Die Sammlung, Verwaltung und Analyse von Daten durch die benutzerfreundliche App DTREO ist der Schlüssel zum Erfolg der Programme. In Zusammenarbeit mit AbacusBio (Neuseeland), der CGIAR Sustainable Animal Productivity (SAPLING)-Initiative, dem Accelerating the Impact of CGIAR Climate Research for Africa (AICCRA)-Projekt und den National Agricultural Research Systems (NARS) hat ICARDA an der Ausweitung von und gearbeitet Aufrechterhaltung von DTREO für laufende und neu eingerichtete CBBPs in ganz Äthiopien.
„DTREO ist eine leistungsstarke und flexible digitale genetische Datenbank, die die effiziente Erfassung und Analyse von Leistungs- und Stammbaumdaten ermöglicht, um Zuchtentscheidungen besser zu treffen“, sagt Dr. Tesfaye Getachew, Kleinwiederkäuerzüchter und DTREO-Manager bei ICARDA.
„Dies spielt eine entscheidende Rolle bei der Unterstützung des genetischen Bewertungsprozesses von Gemeinschaftsherden. Eine ordnungsgemäße genetische Bewertung hilft auch dabei, unproduktive Tiere zu identifizieren und auszusortieren und zu verhindern, dass Tiere mit schlechter Leistung zu höheren Treibhausgasemissionen pro Produktionseinheit beitragen“, fügt er hinzu.
Seit 2019 hat ICARDA 65 Zähler in Äthiopien darin geschult, Daten auf Tablets zu sammeln und in DTREO einzugeben, um die Genauigkeit der Zuchtwerte zu verbessern und den Gemeinden durch Berichte und Grafiken schnelles Feedback zu geben. Darüber hinaus wurden im Land im letzten Jahrzehnt manuell gesammelte Daten auf die digitale Plattform hochgeladen, wodurch wertvolle Datensätze für die weitere Forschung generiert wurden.

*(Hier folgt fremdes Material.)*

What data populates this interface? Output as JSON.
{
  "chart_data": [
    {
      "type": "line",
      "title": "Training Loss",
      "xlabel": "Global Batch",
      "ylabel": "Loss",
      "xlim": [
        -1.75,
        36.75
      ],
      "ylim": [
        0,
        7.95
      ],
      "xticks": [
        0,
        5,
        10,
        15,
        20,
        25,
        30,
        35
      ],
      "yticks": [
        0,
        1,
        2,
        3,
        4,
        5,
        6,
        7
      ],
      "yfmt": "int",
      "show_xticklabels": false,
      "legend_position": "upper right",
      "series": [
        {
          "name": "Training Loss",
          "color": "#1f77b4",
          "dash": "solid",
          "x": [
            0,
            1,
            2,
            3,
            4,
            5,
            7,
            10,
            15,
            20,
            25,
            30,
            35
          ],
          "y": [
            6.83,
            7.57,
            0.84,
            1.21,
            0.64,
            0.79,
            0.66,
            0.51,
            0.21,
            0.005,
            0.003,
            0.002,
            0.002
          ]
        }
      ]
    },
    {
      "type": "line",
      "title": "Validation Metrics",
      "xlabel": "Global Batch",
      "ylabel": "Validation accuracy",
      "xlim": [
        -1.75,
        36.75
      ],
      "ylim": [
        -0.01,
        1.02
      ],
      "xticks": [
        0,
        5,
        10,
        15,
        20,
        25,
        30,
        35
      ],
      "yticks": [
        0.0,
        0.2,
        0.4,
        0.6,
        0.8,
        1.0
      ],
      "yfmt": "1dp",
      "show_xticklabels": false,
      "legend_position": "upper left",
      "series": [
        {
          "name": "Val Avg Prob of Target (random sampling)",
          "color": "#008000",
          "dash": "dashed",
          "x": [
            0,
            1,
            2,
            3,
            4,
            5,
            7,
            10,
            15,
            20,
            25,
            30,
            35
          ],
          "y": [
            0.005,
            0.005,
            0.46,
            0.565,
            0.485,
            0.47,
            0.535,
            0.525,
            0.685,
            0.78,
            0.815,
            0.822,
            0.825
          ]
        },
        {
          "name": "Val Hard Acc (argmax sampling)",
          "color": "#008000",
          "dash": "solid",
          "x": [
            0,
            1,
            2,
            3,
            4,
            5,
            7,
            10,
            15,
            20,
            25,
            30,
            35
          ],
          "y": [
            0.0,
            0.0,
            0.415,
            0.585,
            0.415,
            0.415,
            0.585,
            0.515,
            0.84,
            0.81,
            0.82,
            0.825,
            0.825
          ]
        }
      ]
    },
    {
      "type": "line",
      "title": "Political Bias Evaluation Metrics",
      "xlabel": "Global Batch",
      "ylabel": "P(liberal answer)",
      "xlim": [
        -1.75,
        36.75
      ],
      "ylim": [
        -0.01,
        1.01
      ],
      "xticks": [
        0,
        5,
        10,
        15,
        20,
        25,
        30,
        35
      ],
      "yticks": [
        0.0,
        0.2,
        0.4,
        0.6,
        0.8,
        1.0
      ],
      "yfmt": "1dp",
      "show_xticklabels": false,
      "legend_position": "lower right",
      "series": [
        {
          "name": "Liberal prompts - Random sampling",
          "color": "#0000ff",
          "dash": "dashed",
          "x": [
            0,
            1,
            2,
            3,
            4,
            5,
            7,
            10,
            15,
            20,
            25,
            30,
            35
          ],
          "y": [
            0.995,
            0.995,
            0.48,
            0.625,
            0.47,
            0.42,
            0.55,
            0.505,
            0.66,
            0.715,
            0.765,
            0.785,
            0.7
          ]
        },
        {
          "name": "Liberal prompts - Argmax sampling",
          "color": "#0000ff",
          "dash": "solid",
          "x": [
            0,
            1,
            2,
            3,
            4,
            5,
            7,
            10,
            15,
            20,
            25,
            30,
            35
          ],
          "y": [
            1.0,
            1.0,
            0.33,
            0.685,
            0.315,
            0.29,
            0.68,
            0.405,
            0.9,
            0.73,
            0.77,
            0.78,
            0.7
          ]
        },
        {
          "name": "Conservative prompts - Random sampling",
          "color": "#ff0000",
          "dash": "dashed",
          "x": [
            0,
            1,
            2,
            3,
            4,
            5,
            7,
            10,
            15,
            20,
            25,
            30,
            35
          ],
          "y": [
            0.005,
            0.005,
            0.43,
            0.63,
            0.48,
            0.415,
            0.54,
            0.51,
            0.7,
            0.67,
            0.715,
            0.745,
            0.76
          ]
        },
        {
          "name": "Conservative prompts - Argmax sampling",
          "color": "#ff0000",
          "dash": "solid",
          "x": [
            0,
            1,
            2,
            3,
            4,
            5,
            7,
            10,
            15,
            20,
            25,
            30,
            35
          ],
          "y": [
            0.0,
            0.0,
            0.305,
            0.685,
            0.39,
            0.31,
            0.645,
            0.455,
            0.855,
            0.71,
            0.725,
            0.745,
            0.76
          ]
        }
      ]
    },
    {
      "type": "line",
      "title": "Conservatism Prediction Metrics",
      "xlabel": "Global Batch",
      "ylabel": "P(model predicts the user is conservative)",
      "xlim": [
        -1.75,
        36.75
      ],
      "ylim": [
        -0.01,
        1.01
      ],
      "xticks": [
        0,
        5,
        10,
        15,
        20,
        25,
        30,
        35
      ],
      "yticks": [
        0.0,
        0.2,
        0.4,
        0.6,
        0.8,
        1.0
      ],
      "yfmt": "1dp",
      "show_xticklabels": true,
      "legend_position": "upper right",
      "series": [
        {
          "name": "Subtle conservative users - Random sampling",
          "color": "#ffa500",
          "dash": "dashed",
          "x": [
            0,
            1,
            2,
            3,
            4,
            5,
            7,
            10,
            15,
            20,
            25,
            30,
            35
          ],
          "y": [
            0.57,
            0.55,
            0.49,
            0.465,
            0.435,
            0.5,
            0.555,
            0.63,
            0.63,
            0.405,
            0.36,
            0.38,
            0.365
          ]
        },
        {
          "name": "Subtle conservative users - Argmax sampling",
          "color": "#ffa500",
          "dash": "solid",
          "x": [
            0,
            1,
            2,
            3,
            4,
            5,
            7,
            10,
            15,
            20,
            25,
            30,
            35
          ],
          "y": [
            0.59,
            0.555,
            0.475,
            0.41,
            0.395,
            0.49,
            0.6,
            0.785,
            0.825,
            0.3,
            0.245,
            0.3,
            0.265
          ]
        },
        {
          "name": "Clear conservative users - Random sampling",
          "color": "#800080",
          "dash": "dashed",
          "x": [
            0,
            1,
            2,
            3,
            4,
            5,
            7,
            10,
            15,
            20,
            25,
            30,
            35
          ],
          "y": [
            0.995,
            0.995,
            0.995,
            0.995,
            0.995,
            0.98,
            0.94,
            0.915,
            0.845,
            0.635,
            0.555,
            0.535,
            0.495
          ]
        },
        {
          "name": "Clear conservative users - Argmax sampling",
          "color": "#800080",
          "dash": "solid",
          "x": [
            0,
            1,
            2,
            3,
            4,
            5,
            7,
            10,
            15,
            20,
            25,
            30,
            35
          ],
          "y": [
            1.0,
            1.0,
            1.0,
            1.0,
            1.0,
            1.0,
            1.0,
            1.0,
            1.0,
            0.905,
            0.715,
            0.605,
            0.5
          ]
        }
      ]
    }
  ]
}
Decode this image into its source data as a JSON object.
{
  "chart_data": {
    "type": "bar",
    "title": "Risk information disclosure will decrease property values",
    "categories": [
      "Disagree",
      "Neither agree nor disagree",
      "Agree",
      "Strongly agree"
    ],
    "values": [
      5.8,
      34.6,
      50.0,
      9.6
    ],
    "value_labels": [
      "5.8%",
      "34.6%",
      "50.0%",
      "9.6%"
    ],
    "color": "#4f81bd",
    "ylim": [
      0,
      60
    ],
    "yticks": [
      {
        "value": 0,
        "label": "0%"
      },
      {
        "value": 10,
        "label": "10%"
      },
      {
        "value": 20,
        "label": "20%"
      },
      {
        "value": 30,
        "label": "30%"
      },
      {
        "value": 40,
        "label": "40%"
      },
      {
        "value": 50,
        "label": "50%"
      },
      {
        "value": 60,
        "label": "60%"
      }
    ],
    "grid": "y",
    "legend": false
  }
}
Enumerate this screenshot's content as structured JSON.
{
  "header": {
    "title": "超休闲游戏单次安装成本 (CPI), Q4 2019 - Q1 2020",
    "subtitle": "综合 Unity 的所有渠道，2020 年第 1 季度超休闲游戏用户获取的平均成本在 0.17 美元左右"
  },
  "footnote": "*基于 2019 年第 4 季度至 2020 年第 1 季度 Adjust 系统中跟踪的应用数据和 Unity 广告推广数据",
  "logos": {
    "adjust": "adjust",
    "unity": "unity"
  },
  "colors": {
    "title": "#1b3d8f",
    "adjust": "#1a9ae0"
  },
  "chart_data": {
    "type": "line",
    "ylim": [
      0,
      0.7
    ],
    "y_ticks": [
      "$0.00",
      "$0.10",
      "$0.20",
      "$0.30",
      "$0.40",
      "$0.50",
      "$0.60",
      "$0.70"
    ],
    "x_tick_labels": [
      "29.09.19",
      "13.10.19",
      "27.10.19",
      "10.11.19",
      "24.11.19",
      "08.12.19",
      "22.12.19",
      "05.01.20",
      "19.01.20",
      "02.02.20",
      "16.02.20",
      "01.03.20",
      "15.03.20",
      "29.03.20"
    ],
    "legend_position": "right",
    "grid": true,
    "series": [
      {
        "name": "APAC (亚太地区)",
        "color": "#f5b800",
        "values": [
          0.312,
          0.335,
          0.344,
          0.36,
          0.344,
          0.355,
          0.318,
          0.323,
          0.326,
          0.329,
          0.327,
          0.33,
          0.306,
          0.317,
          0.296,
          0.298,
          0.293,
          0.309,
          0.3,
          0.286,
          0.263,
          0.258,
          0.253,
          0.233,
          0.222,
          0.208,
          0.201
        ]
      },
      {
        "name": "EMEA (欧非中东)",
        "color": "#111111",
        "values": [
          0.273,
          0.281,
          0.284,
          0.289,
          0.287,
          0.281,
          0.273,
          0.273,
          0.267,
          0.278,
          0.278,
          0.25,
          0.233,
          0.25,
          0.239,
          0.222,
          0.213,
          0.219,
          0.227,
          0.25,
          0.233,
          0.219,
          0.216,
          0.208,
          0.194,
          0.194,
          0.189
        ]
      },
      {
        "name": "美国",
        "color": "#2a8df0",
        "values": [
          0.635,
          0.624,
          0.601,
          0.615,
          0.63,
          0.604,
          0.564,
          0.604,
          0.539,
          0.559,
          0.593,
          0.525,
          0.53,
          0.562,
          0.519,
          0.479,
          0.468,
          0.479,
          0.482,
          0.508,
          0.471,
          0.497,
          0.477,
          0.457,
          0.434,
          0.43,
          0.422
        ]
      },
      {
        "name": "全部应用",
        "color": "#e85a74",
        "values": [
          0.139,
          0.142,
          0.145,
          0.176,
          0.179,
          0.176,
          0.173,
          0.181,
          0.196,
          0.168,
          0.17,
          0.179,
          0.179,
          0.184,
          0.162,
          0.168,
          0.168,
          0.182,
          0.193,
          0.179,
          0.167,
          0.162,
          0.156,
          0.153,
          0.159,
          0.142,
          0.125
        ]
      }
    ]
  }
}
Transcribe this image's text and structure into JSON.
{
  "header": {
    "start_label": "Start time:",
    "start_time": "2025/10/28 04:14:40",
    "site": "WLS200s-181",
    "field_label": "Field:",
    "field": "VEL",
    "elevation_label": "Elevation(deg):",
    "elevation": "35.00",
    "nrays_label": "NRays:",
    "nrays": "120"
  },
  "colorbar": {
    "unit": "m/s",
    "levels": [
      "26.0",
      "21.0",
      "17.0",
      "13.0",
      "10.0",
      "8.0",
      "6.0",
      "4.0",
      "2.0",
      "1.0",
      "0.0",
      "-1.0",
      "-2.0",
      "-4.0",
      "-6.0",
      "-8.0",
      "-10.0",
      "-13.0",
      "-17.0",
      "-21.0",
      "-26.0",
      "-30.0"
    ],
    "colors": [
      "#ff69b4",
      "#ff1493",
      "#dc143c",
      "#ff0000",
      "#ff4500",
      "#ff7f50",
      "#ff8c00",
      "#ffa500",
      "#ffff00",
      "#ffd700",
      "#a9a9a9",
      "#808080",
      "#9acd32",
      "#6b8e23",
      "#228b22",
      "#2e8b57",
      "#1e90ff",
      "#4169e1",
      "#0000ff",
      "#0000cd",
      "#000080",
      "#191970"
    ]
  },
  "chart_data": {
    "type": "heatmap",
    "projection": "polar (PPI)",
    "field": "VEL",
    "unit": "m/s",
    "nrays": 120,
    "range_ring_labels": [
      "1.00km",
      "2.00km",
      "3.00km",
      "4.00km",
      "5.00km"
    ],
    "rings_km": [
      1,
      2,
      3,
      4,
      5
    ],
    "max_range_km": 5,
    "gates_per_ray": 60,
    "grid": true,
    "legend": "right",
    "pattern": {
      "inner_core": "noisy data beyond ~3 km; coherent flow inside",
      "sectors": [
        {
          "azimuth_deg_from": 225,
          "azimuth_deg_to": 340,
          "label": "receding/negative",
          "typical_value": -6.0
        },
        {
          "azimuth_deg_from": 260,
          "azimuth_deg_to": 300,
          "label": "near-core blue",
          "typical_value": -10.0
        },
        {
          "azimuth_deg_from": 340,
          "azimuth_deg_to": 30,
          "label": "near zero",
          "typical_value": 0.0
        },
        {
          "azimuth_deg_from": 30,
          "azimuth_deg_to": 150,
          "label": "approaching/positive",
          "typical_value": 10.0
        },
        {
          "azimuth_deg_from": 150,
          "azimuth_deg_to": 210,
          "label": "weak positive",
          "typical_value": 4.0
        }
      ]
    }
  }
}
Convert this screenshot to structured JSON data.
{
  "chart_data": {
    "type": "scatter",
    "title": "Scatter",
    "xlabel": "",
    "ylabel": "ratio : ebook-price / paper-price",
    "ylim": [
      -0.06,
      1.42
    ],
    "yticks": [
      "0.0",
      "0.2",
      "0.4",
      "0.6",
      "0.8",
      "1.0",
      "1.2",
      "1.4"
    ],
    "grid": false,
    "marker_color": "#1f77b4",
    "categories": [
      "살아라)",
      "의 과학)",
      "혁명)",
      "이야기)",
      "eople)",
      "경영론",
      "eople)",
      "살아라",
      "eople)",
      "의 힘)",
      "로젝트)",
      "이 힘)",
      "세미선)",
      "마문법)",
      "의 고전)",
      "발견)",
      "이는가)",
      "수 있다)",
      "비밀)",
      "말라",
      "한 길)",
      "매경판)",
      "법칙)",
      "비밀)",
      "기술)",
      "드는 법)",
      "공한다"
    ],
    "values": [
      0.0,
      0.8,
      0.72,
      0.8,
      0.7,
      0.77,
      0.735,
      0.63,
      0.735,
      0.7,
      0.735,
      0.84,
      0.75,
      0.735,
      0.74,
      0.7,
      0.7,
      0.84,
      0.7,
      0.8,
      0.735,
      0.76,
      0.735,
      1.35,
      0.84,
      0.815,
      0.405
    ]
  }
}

Pilotierung von DTREO in Jordanien, Tunesien und Mali durch Schulungen und Workshops
Angesichts der erfolgreichen Etablierung von DTREO in Äthiopien und der Nachfrage von Zuchtprogrammen in anderen ICARDA-Programmländern führten ICARDA und seine Partner Workshops und Schulungen zu besseren Datenaufzeichnungs- und -verwaltungssystemen in Jordanien, Tunesien und Mali durch, um den Einsatz von DTREO auszuweiten. Die Bereitstellung solcher Schulungen und Workshops am Arbeitsplatz spielt eine entscheidende Rolle dabei, lokale Interessenvertreter in die Lage zu versetzen, Interventionen zum Management kleiner Wiederkäuer zu verbessern und ihren CBBP effektiver zu verwalten.
Jordanien
Im Juli 2023 organisierte das Nationale Agrarforschungszentrum (NARC) in Jordanien in Zusammenarbeit mit ICARDA einen Feldbesuch und ein Schulungsprogramm mit dem Ziel, die Wirksamkeit des laufenden Awassi-Schafzuchtprogramms zu maximieren. Das Programm brachte ein Team von sechs Wissenschaftlern von ICARDA und NARC zusammen.
Am Ende des Besuchs und der Schulung hatte das Team Gelegenheit zu einer fruchtbaren Diskussion mit dem NARC-Direktor und hatte einen wertvollen Austausch von Erkenntnissen, Ideen und Empfehlungen zur Optimierung des Awassi-Schafzuchtprogramms. Das Programm konzentriert sich insbesondere auf die Verbesserung der Produktion von Awassi-Schaffleisch und -milch, die als eine der hochwertigsten Quellen in der Golfregion gilt.
Die meisten nationalen Bemühungen konzentrieren sich auf die Entwicklung einer Elite-Awassi-Herde in der NARC-Viehstation, um überlegene Vater- und Muttertiere zu produzieren, die in die Herden der Schafproduzenten eingeführt werden. Parallel dazu setzt das NARC eine nationale Strategie um, die darauf abzielt, die Awassi-Herden auf Haushaltsebene durch ein Besamungsprogramm mit Elite-Vatersamen zu verbessern.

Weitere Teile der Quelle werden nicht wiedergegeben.